From the February 23 edition of Fox News' Outnumbered Overtime:
HARRIS FAULKNER (HOST): We've learned -- and we knew this, we were just talking about this a moment ago previously with Catherine Herridge, our correspondent, who's working on these details as they come together in breaking news fashion this hour -- we knew that there were unsealed or rather sealed documents that were coming unsealed so we could see these 32 new counts against both Rick Gates and Paul Manafort. What have you learned and what can you tell us?
MICHAEL BEKESHA (JUDICIAL WATCH): Sure, it looks like he's charging -- being charged on bank fraud and tax fraud. It looks as though he filed fraudulent papers with banks to get million dollar loans. He also seemed to not report everything on his taxes. Then there were issues with trying to get mortgages and whose houses they would be and maybe saying that his daughter was living one place where actually he was going to be using it. There are a lot of different -- there are a lot of moving parts. But again, none of it relates to the Trump campaign.

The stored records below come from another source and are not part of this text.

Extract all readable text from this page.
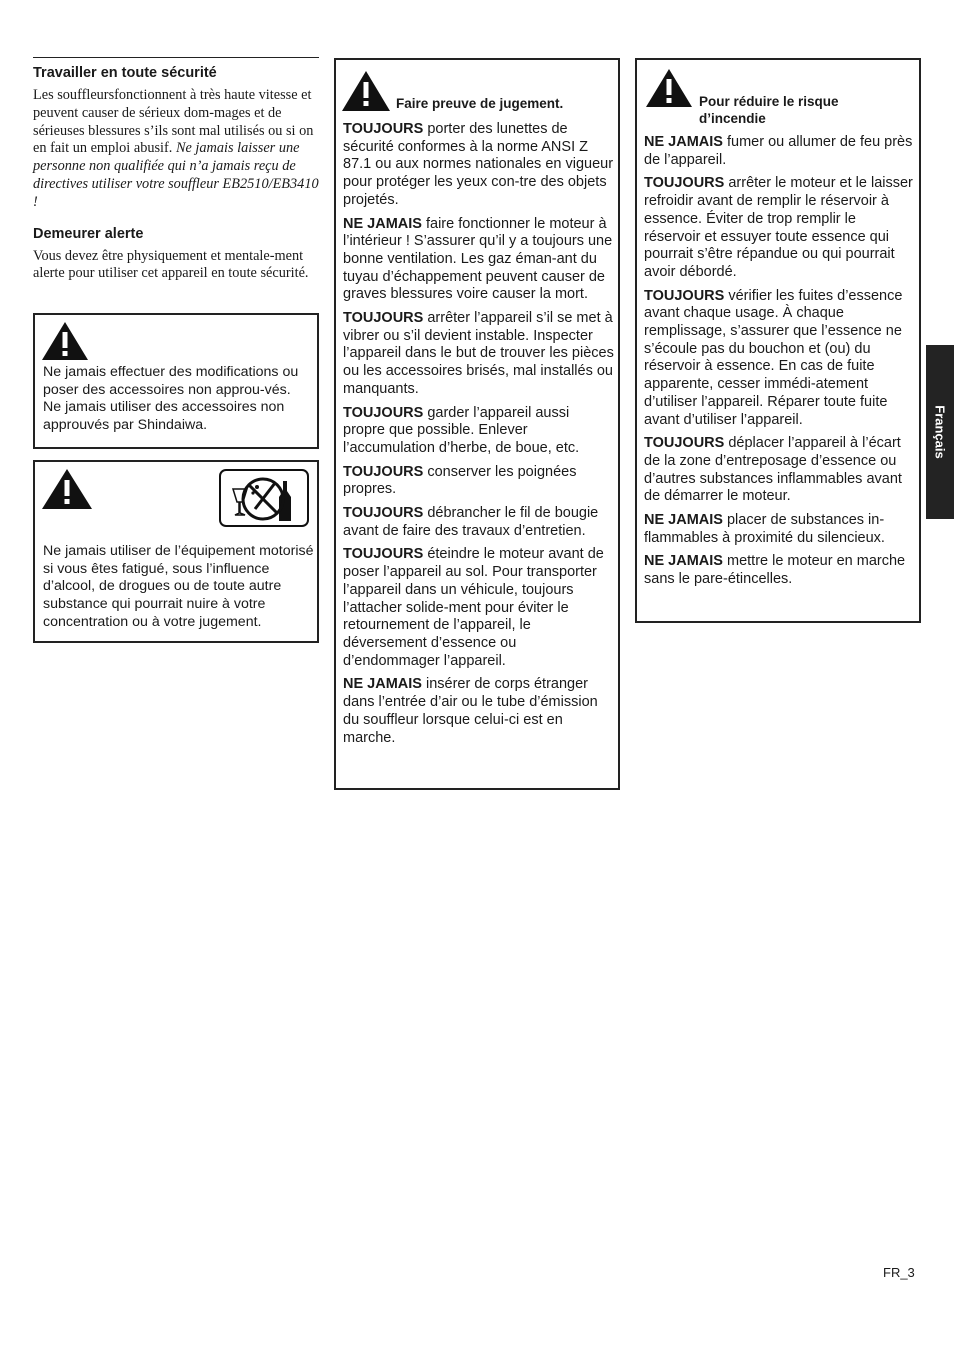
Travailler en toute sécurité

Les souffleursfonctionnent à très haute vitesse et peuvent causer de sérieux dom-mages et de sérieuses blessures s’ils sont mal utilisés ou si on en fait un emploi abusif. Ne jamais laisser une personne non qualifiée qui n’a jamais reçu de directives utiliser votre souffleur EB2510/EB3410 !

Demeurer alerte

Vous devez être physiquement et mentale-ment alerte pour utiliser cet appareil en toute sécurité.

Ne jamais effectuer des modifications ou poser des accessoires non approu-vés. Ne jamais utiliser des accessoires non approuvés par Shindaiwa.
Ne jamais utiliser de l’équipement motorisé si vous êtes fatigué, sous l’influence d’alcool, de drogues ou de toute autre substance qui pourrait nuire à votre concentration ou à votre jugement.
Faire preuve de jugement.

TOUJOURS porter des lunettes de sécurité conformes à la norme ANSI Z 87.1 ou aux normes nationales en vigueur pour protéger les yeux con-tre des objets projetés.

NE JAMAIS faire fonctionner le moteur à l’intérieur ! S’assurer qu’il y a toujours une bonne ventilation. Les gaz éman-ant du tuyau d’échappement peuvent causer de graves blessures voire causer la mort.

TOUJOURS arrêter l’appareil s’il se met à vibrer ou s’il devient instable. Inspecter l’appareil dans le but de trouver les pièces ou les accessoires brisés, mal installés ou manquants.

TOUJOURS garder l’appareil aussi propre que possible. Enlever l’accumulation d’herbe, de boue, etc.

TOUJOURS conserver les poignées propres.

TOUJOURS débrancher le fil de bougie avant de faire des travaux d’entretien.

TOUJOURS éteindre le moteur avant de poser l’appareil au sol. Pour transporter l’appareil dans un véhicule, toujours l’attacher solide-ment pour éviter le retournement de l’appareil, le déversement d’essence ou d’endommager l’appareil.

NE JAMAIS insérer de corps étranger dans l’entrée d’air ou le tube d’émission du souffleur lorsque celui-ci est en marche.

Pour réduire le risque d’incendie

NE JAMAIS fumer ou allumer de feu près de l’appareil.

TOUJOURS arrêter le moteur et le laisser refroidir avant de remplir le réservoir à essence. Éviter de trop remplir le réservoir et essuyer toute essence qui pourrait s’être répandue ou qui pourrait avoir débordé.

TOUJOURS vérifier les fuites d’essence avant chaque usage. À chaque remplissage, s’assurer que l’essence ne s’écoule pas du bouchon et (ou) du réservoir à essence. En cas de fuite apparente, cesser immédi-atement d’utiliser l’appareil. Réparer toute fuite avant d’utiliser l’appareil.

TOUJOURS déplacer l’appareil à l’écart de la zone d’entreposage d’essence ou d’autres substances inflammables avant de démarrer le moteur.

NE JAMAIS placer de substances in-flammables à proximité du silencieux.

NE JAMAIS mettre le moteur en marche sans le pare-étincelles.

Français
FR_3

Everything that took place happened beforehand or tangential to the campaign itself.
FAULKNER: Michael, I know, as an attorney at Judicial Watch you're also exposed to kind of how people vet things. What would you say about the vetting process? Because it seems like there's been so much criticism for the Trump campaign. If it took the FBI this long to uncover some of this stuff, how could they have been expected to vet -- to be able to find out what these guys did all the way back to 2010 on their tax returns? Like where is the reality there?
BEKESHA: That's absolutely right. It's really difficult to vet people, and in the quick pace that the campaign was going.

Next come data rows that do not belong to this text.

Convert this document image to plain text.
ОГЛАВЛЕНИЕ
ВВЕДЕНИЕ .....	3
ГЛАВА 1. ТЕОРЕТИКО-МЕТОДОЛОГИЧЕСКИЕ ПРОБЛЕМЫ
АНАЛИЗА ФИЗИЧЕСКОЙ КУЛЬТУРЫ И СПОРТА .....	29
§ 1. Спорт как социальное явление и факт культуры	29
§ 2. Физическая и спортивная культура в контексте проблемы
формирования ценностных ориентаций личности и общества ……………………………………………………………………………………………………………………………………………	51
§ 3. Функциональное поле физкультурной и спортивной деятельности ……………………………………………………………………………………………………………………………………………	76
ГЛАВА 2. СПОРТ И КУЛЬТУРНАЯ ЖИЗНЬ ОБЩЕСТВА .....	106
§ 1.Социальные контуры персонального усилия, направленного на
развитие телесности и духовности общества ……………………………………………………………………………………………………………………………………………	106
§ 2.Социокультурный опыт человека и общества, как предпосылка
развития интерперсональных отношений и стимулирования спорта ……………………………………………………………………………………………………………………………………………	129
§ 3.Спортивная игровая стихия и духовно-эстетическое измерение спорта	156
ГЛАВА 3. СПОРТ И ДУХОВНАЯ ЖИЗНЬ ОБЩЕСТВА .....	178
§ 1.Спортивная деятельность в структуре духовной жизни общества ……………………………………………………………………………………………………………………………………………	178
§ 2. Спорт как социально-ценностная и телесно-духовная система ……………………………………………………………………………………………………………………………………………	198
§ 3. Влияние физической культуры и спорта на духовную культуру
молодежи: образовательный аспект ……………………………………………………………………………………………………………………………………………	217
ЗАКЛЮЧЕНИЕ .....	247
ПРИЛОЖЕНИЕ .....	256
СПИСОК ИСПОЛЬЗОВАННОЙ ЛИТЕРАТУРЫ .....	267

FAULKNER: But is it fair to expect the Trump campaign, or any other, to be able to go back and -- I mean that's almost a decade.

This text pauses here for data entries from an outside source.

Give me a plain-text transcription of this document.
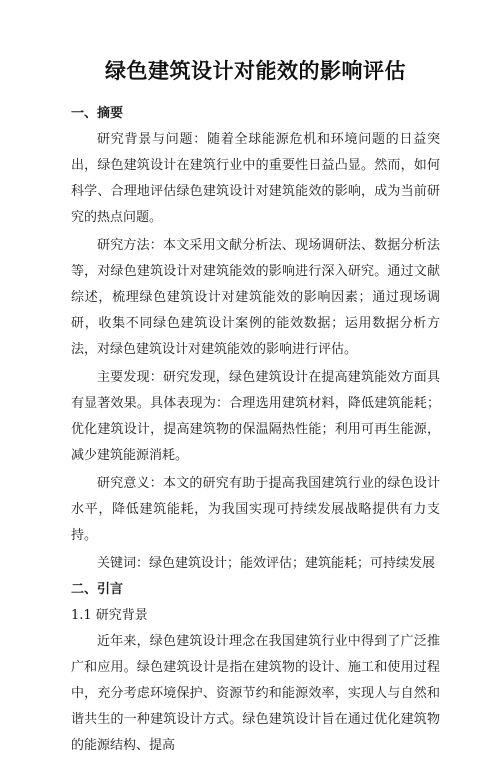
绿色建筑设计对能效的影响评估

一、摘要

研究背景与问题：随着全球能源危机和环境问题的日益突出，绿色建筑设计在建筑行业中的重要性日益凸显。然而，如何科学、合理地评估绿色建筑设计对建筑能效的影响，成为当前研究的热点问题。

研究方法：本文采用文献分析法、现场调研法、数据分析法等，对绿色建筑设计对建筑能效的影响进行深入研究。通过文献综述，梳理绿色建筑设计对建筑能效的影响因素；通过现场调研，收集不同绿色建筑设计案例的能效数据；运用数据分析方法，对绿色建筑设计对建筑能效的影响进行评估。

主要发现：研究发现，绿色建筑设计在提高建筑能效方面具有显著效果。具体表现为：合理选用建筑材料，降低建筑能耗；优化建筑设计，提高建筑物的保温隔热性能；利用可再生能源，减少建筑能源消耗。

研究意义：本文的研究有助于提高我国建筑行业的绿色设计水平，降低建筑能耗，为我国实现可持续发展战略提供有力支持。

关键词：绿色建筑设计；能效评估；建筑能耗；可持续发展

二、引言

1.1 研究背景

近年来，绿色建筑设计理念在我国建筑行业中得到了广泛推广和应用。绿色建筑设计是指在建筑物的设计、施工和使用过程中，充分考虑环境保护、资源节约和能源效率，实现人与自然和谐共生的一种建筑设计方式。绿色建筑设计旨在通过优化建筑物的能源结构、提高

BEKESHA: It is almost a decade. It's not fair. It's also not really relevant to what these two individuals are brought on the campaign to do. They were brought on to help with the convention and make sure that the votes were going to be there. That's what their skill set was, that's what they were brought on to do. Nothing related to filing taxes, to getting loans involving the banks. And so everything that's -- they're being charged with has nothing to do with why the Trump campaign brought them on during the -- towards the end of the campaign.